Recomendação da 2ª Promotoria de Garanhuns aponta violação da Súmula 13 do STF que proíbe nepotismo; prefeitura tem 10 dias para demitir servidora

O Ministério Público de Pernambuco (MPPE) recomendou a exoneração imediata de uma servidora comissionada da Prefeitura de Brejão que ocupa o cargo de Assessora Técnica e Educacional. A medida se deve ao fato de a profissional ser cunhada do prefeito e esposa do secretário municipal de Administração, configurando nepotismo cruzado.

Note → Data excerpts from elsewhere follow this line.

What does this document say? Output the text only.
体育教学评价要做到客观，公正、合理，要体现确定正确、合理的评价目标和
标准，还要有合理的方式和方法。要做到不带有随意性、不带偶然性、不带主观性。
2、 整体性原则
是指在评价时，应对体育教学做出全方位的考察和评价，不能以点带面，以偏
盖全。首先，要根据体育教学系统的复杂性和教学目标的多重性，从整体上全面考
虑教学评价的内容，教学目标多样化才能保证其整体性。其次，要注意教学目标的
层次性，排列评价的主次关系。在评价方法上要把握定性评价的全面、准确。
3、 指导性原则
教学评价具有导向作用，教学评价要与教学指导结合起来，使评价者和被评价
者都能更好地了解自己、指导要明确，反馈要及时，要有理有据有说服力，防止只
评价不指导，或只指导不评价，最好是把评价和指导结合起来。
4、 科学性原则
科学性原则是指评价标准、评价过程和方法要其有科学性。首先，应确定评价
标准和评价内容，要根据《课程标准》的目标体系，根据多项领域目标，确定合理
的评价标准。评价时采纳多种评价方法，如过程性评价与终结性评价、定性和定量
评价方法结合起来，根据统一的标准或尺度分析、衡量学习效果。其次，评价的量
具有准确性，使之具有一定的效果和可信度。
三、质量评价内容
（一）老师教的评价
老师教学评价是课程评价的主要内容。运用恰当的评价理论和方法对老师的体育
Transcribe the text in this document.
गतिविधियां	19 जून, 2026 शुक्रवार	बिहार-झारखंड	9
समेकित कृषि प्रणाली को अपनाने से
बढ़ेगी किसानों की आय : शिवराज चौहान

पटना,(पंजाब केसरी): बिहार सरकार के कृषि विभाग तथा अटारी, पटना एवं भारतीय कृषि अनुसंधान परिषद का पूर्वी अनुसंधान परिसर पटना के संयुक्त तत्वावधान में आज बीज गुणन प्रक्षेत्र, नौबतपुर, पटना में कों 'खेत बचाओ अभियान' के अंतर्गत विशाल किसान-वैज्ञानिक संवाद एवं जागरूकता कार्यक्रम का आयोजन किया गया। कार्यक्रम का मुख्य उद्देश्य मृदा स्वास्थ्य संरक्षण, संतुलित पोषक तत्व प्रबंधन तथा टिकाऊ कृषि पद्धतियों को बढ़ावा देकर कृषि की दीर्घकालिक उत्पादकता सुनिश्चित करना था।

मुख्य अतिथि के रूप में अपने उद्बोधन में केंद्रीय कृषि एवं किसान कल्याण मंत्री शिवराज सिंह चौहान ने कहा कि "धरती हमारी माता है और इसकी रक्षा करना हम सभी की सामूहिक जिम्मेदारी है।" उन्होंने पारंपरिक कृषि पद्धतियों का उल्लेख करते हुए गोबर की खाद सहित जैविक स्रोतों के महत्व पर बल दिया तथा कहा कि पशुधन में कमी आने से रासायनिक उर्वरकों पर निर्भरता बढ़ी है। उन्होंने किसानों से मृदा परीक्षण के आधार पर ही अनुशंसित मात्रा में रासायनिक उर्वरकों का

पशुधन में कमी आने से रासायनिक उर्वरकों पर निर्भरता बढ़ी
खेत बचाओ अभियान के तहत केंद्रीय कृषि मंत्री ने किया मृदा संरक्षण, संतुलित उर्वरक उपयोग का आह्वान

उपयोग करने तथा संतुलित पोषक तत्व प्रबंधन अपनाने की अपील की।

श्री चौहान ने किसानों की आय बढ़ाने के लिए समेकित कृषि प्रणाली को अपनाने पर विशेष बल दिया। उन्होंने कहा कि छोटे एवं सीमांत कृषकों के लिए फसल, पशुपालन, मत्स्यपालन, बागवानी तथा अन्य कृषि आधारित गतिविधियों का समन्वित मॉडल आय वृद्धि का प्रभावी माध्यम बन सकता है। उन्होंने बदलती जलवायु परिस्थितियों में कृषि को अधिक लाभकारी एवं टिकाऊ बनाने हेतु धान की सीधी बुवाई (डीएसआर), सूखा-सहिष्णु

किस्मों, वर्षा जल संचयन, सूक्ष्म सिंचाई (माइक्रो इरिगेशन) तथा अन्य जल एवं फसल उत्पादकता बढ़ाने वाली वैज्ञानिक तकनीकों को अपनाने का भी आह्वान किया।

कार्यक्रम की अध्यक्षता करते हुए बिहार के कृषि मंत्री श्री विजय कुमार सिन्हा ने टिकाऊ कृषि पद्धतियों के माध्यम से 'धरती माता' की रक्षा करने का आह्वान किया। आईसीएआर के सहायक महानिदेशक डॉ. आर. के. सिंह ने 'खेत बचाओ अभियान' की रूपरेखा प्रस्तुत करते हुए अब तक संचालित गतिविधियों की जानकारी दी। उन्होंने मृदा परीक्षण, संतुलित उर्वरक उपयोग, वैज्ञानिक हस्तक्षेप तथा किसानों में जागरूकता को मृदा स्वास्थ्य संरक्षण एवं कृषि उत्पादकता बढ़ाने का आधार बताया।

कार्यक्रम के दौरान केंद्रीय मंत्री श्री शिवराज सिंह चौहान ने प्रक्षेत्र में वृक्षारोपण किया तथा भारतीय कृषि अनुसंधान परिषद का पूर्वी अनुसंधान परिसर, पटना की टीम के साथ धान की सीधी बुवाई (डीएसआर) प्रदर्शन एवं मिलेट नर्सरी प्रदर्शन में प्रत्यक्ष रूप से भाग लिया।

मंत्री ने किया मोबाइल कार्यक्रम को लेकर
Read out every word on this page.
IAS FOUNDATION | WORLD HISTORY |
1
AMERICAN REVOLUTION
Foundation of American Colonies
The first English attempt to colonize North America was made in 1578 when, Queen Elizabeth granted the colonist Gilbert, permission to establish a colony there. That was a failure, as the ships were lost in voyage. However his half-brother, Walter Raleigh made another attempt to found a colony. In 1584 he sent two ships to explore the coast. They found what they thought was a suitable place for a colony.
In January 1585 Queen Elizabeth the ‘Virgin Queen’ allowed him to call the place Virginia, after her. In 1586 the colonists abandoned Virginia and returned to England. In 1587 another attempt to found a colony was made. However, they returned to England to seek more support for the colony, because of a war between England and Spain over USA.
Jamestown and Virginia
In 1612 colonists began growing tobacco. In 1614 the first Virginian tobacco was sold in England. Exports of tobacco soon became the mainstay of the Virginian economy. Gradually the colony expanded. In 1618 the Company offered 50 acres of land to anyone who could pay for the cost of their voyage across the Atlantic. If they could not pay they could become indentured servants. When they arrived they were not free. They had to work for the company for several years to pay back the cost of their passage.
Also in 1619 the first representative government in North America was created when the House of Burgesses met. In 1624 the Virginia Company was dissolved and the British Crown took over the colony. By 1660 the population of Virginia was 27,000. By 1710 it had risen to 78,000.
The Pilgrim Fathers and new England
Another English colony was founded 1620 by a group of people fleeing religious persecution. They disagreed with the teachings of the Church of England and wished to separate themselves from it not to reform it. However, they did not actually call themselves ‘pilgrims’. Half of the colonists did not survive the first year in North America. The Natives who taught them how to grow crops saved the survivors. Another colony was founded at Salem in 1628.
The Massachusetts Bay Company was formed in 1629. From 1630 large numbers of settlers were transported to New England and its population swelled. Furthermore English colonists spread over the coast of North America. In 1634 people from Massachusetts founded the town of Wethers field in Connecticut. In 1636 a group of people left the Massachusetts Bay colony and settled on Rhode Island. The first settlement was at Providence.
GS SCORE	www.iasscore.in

A recomendação, assinada pelo promotor Bruno Miquelão Gottardi da 2ª Promotoria de Justiça de Defesa da Cidadania de Garanhuns, foi publicada no Diário Oficial do MPPE na última semana. O documento baseia-se na Súmula Vinculante nº 13 do Supremo Tribunal Federal (STF), que proíbe a nomeação de parentes até terceiro grau para cargos comissionados ou de confiança.

Prazo e consequências
A Prefeitura de Brejão tem até 29 de agosto para:

  • Exonerar a servidora do cargo comissionado
  • Enviar comprovação do ato à Promotoria de Justiça
  • Comprometer-se a não nomear parentes para cargos similares

Caso o município descumpra a recomendação, o MPPE alerta que poderá:

  • Instaurar inquérito civil
  • Ajuizar Ação Civil Pública por ato de improbidade administrativa
  • Adotar outras medidas judiciais cabíveis

Contexto legal
A Súmula 13 do STF, editada em 2008, é considerada um marco no combate ao nepotismo no Brasil. Ela veda expressamente a nomeação de cônjuges, companheiros ou parentes até terceiro grau para cargos de confiança em todos os níveis da administração pública.

Este é o terceiro caso de nepotismo investigado pela 2ª Promotoria de Garanhuns em 2025. Dois processos anteriores resultaram na exoneração de servidores e na celebração de Termos de Ajustamento de Conduta (TAC) com os municípios envolvidos.